Continua in queste ore lo stato di agitazione dei comandi provinciali dei Vigili del Fuoco di tutta la Puglia ed una particolare attenzione la merita la situazione nel Nord Barese, dove più forte è la mancanza di personale.
Gli scioperi a singhiozzo, indetti dalle sigle Fns Cisl Vvf Puglia, Co.Na.Po. Puglia, Uil Vvf Puglia, Fp Cgil Vvf Puglia, Confsal Vvf Puglia e Usb Vvf Puglia, continueranno sino a quando non vi saranno risposte adeguate al problema.
Alla base della protesta ci sono dunque “i preannunciati pensionamenti che riguarderanno moltissime unità operative (in maggioranza del ruolo capo reparto e capo squadra) e amministrative che gravano ancor di più sulla cronica carenza d’organico attuale divenuta ormai insostenibile”.
Il Distaccamento di Molfetta, in particolare, copre diversi popolosi comuni quali Giovinazzo, Bisceglie, Terlizzi e Bitonto e da alcuni mesi è stato classificato dal Ministero dell’interno quale distaccamento di categoria SD4, con un incremento previsto di personale dalle 8 alle 11 unità a turno (numero che avrebbe consentito di disporre di due squadre, ma che al momento, per via dei pensionamenti, non si riesce a garantire).
Portavoce delle istanze dei Vigili del Fuoco per il Nord Barese si è fatto in queste ore Maurizio de Tullio, rappresentante sindacale e segretario della Uil Pa Vvf.
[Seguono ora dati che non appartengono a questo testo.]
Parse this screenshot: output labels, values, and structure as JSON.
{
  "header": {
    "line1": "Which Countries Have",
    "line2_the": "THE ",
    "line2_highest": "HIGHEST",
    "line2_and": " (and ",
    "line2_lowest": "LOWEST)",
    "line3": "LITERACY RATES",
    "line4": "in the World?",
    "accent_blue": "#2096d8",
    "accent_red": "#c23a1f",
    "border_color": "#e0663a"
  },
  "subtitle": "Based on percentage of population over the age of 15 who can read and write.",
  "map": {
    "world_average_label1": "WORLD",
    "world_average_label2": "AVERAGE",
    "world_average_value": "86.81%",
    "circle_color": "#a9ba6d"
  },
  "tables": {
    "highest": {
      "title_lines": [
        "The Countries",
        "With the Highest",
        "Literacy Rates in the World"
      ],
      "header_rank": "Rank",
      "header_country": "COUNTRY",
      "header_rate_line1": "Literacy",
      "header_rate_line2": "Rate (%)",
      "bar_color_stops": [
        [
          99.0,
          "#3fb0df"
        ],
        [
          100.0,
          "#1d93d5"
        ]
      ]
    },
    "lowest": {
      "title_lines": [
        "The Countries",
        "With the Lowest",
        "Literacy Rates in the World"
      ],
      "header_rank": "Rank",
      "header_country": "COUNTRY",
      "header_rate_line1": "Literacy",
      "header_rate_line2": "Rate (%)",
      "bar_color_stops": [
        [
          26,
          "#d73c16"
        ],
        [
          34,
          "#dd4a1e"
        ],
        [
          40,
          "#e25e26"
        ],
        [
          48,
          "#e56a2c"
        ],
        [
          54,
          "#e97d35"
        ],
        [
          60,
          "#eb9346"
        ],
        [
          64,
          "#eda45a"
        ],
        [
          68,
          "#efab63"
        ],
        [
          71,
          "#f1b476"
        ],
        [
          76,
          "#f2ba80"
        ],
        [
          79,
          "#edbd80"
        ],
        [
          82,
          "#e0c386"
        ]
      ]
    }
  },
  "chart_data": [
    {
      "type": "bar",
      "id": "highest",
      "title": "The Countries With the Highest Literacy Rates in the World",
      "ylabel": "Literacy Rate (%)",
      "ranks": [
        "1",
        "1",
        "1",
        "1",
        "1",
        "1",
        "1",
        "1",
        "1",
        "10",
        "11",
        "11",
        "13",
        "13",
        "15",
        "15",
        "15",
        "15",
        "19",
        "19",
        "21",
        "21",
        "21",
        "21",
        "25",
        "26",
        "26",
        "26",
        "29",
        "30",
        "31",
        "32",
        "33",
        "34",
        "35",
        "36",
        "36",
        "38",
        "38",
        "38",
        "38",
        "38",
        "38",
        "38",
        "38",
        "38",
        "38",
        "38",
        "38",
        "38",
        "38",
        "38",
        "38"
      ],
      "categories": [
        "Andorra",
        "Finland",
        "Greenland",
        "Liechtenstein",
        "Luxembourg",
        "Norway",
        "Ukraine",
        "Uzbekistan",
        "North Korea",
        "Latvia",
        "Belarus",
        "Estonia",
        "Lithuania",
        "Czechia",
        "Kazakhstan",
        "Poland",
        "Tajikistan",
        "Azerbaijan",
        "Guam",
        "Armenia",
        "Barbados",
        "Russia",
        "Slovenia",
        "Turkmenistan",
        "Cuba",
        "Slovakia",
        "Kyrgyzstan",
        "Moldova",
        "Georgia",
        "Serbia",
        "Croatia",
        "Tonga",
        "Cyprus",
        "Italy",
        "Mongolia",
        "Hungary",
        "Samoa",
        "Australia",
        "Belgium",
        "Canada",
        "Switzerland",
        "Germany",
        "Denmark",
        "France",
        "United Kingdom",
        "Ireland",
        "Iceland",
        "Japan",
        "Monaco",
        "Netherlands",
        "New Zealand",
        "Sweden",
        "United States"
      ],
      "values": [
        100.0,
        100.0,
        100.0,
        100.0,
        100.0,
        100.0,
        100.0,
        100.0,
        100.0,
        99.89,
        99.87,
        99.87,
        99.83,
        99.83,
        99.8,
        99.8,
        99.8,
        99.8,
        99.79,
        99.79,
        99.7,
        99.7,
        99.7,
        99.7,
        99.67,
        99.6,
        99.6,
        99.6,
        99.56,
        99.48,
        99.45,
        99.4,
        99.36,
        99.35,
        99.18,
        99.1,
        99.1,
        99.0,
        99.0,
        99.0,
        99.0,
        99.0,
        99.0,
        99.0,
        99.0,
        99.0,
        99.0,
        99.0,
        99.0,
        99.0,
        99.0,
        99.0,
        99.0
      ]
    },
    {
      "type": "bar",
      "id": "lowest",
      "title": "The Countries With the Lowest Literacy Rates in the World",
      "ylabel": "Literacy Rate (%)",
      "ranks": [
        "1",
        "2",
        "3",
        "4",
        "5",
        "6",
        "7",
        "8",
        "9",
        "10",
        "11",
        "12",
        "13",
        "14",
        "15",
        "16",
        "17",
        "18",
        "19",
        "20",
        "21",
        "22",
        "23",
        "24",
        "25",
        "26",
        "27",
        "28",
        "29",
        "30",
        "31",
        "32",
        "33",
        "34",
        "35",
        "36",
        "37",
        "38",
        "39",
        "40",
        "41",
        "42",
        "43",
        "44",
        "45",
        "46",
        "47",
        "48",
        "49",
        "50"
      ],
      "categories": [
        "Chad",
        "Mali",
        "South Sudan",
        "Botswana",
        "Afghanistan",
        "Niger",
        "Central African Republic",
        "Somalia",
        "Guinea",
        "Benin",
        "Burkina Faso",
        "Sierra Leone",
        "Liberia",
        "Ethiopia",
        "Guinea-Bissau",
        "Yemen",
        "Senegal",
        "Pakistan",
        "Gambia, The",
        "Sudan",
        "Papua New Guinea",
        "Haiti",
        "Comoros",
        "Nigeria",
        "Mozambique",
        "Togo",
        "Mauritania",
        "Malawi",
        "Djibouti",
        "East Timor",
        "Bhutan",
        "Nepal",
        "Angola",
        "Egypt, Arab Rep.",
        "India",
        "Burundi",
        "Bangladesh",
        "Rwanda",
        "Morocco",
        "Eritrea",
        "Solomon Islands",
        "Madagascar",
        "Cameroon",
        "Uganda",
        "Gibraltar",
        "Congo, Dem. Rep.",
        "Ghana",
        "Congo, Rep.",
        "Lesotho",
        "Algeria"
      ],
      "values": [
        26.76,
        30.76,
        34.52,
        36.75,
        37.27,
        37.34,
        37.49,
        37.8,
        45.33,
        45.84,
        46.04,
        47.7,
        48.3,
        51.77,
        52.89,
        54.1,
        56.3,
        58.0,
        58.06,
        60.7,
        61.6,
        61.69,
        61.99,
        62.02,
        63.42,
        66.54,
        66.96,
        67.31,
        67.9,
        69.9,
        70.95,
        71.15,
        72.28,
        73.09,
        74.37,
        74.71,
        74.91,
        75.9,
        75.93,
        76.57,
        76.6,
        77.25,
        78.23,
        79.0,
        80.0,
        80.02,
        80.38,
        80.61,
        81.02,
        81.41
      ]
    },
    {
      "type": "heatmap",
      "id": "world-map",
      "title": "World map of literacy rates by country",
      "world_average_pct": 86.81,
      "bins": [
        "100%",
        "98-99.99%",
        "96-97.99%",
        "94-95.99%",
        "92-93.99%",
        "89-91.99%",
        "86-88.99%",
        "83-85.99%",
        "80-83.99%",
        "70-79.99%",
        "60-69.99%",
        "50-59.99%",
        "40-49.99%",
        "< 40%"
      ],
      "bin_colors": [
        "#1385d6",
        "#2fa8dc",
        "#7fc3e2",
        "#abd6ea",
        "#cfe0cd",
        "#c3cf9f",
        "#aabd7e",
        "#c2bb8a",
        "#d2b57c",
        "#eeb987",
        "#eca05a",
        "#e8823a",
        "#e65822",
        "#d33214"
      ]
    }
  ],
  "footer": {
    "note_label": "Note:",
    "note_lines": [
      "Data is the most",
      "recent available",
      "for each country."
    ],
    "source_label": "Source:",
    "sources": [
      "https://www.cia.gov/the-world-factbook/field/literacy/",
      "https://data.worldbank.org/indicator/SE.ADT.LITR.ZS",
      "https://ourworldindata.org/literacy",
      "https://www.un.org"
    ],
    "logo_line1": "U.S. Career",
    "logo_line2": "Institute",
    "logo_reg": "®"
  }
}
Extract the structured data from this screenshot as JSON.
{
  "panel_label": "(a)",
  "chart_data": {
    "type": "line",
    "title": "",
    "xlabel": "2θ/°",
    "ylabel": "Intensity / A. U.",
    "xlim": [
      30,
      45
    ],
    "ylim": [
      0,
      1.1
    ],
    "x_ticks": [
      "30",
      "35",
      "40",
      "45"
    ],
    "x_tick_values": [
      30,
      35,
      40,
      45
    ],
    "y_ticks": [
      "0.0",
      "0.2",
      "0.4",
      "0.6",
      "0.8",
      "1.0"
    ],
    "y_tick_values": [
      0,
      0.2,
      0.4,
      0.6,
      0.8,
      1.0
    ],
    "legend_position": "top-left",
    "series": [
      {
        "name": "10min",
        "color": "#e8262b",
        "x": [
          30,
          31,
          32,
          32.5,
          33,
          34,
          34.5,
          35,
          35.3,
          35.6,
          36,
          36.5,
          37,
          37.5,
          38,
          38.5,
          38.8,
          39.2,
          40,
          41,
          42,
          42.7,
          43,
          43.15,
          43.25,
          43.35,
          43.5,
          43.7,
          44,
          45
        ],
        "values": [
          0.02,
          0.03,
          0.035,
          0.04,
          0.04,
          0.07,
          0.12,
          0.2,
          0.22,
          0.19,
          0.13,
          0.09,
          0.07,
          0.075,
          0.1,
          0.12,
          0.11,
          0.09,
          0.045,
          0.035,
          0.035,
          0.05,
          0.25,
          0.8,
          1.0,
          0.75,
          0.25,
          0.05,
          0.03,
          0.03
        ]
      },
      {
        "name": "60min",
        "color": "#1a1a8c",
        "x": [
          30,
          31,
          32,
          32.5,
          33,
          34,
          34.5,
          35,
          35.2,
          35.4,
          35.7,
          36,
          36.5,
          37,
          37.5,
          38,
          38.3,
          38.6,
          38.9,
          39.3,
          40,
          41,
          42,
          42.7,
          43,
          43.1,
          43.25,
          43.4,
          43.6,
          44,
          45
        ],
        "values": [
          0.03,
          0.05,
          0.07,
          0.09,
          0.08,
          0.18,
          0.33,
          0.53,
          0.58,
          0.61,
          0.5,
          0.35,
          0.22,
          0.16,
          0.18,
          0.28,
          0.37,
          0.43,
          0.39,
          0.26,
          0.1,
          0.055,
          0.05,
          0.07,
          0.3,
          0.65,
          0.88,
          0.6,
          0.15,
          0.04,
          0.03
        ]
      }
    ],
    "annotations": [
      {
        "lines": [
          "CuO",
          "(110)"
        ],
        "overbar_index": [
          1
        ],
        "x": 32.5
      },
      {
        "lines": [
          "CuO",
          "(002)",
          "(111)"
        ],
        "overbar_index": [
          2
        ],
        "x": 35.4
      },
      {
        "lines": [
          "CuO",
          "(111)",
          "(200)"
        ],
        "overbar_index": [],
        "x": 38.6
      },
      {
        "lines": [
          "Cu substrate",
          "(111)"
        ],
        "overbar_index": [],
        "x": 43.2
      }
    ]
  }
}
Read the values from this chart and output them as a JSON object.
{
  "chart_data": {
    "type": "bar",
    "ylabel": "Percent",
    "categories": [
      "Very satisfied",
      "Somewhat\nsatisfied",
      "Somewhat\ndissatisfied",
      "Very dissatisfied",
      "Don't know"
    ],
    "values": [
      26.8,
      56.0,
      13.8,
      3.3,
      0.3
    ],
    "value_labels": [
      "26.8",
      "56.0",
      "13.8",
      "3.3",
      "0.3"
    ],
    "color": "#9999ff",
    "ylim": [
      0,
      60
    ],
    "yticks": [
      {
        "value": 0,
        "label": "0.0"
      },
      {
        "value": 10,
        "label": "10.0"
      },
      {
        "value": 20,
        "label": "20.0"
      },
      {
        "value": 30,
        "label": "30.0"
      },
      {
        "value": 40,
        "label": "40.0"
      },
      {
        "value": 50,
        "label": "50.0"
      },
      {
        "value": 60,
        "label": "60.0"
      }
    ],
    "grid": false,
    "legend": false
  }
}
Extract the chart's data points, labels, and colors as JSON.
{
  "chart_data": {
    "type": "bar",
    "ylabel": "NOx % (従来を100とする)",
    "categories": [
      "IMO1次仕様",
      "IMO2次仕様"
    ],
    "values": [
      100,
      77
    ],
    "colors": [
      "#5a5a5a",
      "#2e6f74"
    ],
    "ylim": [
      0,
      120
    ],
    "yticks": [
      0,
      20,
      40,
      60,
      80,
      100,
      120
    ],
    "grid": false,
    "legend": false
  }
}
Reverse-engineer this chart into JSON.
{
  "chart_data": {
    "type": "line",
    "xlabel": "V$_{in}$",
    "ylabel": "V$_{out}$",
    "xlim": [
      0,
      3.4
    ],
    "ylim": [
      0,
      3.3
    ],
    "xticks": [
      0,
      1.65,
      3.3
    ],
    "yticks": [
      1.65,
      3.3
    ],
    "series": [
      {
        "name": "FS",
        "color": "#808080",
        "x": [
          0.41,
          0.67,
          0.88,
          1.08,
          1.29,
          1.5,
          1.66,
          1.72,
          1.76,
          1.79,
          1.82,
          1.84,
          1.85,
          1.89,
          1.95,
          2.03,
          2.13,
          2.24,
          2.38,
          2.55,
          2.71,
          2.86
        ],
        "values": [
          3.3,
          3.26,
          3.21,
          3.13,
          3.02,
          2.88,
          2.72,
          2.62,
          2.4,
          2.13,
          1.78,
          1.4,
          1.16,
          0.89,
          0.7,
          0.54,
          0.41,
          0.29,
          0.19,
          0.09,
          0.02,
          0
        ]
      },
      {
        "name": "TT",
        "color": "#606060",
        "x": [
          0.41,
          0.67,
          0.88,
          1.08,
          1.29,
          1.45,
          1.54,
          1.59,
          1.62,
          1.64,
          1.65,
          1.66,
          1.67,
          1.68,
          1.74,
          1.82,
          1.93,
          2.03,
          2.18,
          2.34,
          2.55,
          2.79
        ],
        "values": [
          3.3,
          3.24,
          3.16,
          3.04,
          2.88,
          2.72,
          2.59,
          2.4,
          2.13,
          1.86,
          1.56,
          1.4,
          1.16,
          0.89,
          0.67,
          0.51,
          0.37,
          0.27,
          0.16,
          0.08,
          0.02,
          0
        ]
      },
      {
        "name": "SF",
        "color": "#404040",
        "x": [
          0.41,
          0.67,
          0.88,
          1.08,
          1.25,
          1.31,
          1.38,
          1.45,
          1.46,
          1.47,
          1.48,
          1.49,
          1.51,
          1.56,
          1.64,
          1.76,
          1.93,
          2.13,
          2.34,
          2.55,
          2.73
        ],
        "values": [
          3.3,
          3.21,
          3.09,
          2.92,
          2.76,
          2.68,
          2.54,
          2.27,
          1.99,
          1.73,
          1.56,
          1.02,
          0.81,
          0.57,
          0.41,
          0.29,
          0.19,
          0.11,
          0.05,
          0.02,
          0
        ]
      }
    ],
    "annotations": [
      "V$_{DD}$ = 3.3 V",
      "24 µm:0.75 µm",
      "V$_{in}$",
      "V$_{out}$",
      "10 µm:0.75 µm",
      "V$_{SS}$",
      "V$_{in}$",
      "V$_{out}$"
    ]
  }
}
Per via della ormai cronica mancanza di personale, afferma il sindacalista, “si è infatti costretti a lavorare con una sola squadra e pochi uomini, a coprire i comuni di Molfetta, Giovinazzo, Terlizzi, Bitonto, Bisceglie e relative zone industriali e porti (209.749 abitanti e 416.09 chilometri quadrati). Nel caso si sia impegnati su un altro comune – conclude amaro De Tullio – non si potrebbe garantire un altro intervento in tempi rapidi”.
Una situazione incresciosa a cui va posto rapido rimedio, soprattutto in una stagione come quella estiva in cui le chiamate al 115 si moltiplicano.